Urban T2 : ceux qui vont mourir.

Urban2.jpgUrban2p.jpgAuteurs : Luc Brunschwig et Roberto Ricci.
Editeur :Futuropolis.
Sortie :01/2013

ALICE.

Monplaisir est une société hyper contrôlée, dirigée par l’omniprésent Springy Fool. A grands renforts de caméras et d’écrans géants, toute la ville peut suivre en direct les moindres faits et gestes de ses habitants. Monplaisir est également sous le contrôle d’A.L.I.C.E., un système automatisé composé de robots nettoyeurs qui font la chasse aux voleurs, avec des méthodes plutôt musclées … Ce système permet aux policiers de s’occuper des vrais crimes, car derrière la fête et l’amusement, on retrouve les corps mutilés de plusieurs jeunes filles. Devenant trop gênant, l’enquêteur principal est lui même assassiné par Antiochus Ebrahimi. On met alors sur le coup le meilleur Urban Interceptor : Isham El Ghellab. Cette traque est mise en scène en direct sous forme de jeu télévisé, où les spectateurs peuvent parier sur la mise à mort d’un des deux protagonistes.

Interception.
Le premier tome  m’avait séduit, le second  confirme tout le bien que je pensais  de cette série. Un signe qui ne trompe pas : mon appétit pour dévorer cet album. Une véritable faim de loup. Il faut avouer que le dessin de Roberto Ricci est un réel plaisir pour la rétine. En plus, son univers futuriste est des plus crédibles. Sa cité du jeu Montplaisir devient presque un personnage à part entière. On peut y trouver aussi quelques uns de nos travers actuels comme les dérives de la téléréalité, l’argent roi, la justice spectacle ou l’occultation des plus « pauvres ». L’ambiance devient d’ailleurs nettement plus pesante dans ce tome 2 et on commence à sentir la grosse anguille sous la roche venir troubler les rouages bien huilés de cette ville « idyllique ». Bref, Luc Brunschwig nous propose une histoire intelligente et complexe  comme à son habitude.
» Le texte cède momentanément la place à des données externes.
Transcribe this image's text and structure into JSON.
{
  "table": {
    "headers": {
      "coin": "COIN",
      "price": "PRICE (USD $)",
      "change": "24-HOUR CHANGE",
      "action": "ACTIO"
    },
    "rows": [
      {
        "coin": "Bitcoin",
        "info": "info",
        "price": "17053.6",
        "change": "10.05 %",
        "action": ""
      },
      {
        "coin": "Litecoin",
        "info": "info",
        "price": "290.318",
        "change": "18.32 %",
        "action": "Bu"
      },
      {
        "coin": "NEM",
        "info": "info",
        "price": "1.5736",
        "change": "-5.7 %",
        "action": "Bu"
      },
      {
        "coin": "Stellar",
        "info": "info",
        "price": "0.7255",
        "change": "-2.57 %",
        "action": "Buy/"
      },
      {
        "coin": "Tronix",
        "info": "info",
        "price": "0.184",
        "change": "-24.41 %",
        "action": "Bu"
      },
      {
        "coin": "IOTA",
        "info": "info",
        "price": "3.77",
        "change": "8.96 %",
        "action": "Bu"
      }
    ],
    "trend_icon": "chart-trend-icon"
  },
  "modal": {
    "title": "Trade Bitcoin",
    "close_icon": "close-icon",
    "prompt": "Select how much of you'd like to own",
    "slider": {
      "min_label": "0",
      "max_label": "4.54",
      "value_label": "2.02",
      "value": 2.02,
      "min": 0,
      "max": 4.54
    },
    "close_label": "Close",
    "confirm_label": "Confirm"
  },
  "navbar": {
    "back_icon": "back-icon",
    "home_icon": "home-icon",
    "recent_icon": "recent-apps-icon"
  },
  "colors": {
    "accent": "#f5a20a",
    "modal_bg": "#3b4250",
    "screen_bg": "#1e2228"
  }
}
Par contre, le cliffhanger final est une véritable torture …..aaaaaaaaaaaaaahhhhhhhhh Punaise dire qu’il va falloir attendre le tome 3 pour savoir ce qui s’est passé !
Ce sont des salauds ces auteurs, ils flattent nos yeux avec des dessins sublimes, ils captivent notre cerveau avec une belle immersion dans un monde futuriste et puis voilà ... on nous laisse dans l’expectative.
Allez, courage, on s’arme de patience et vivement le tome 3.
A noter un cahier graphique  réservé à la première édition.
Dessin : 9.5/10
Scénario :9/10
surprises.smileysmiley.com.9.gif Global.



Coup de cœur pour Samba.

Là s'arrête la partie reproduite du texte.